The research field of altmetrics analyzes these mentions of scientific outputs from various online sources, such as various social media sites, blogs, and news sites, with the purpose of gaining new insights into how this activity might be used to enhance research assessment, support open science, and demonstrate some form of societal impact. Understanding who consumes, disseminates, or discusses scientific documents online and for what reason has a profound influence on the applicability of altmetrics for research assessment. This project will analyze an extensive set of data aggregated from different online data sources and use a mixed methods approach with a combination of advanced statistics, social network analysis, and content analysis methods to examine the data.

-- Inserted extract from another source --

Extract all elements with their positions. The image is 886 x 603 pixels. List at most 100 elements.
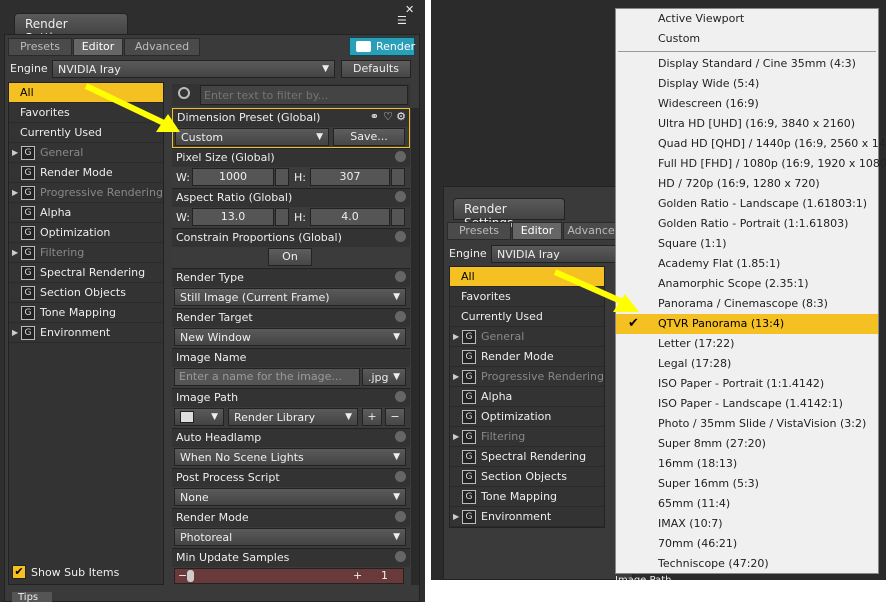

The results of this project will help researchers, research administrators, funders, and science policy makers to better understand why and by whom their research (or the research they have funded) is being shared and discussed in different contexts and with that, give a more comprehensive and contextualized understanding of the applicability of altmetrics for research assessment. The results of this project can, besides advance altmetrics research, inform and reform the major contexts where research is being assessed by demonstrating how altmetrics can (or cannot) complement existing assessment methods and metrics. The results of this project can also have a positive impact on the society as scholars will have a greater understanding of the online visibility and the attention their work attracts, thus incentivizing them to communicate their research findings and openly share their work to wider audiences beyond academia.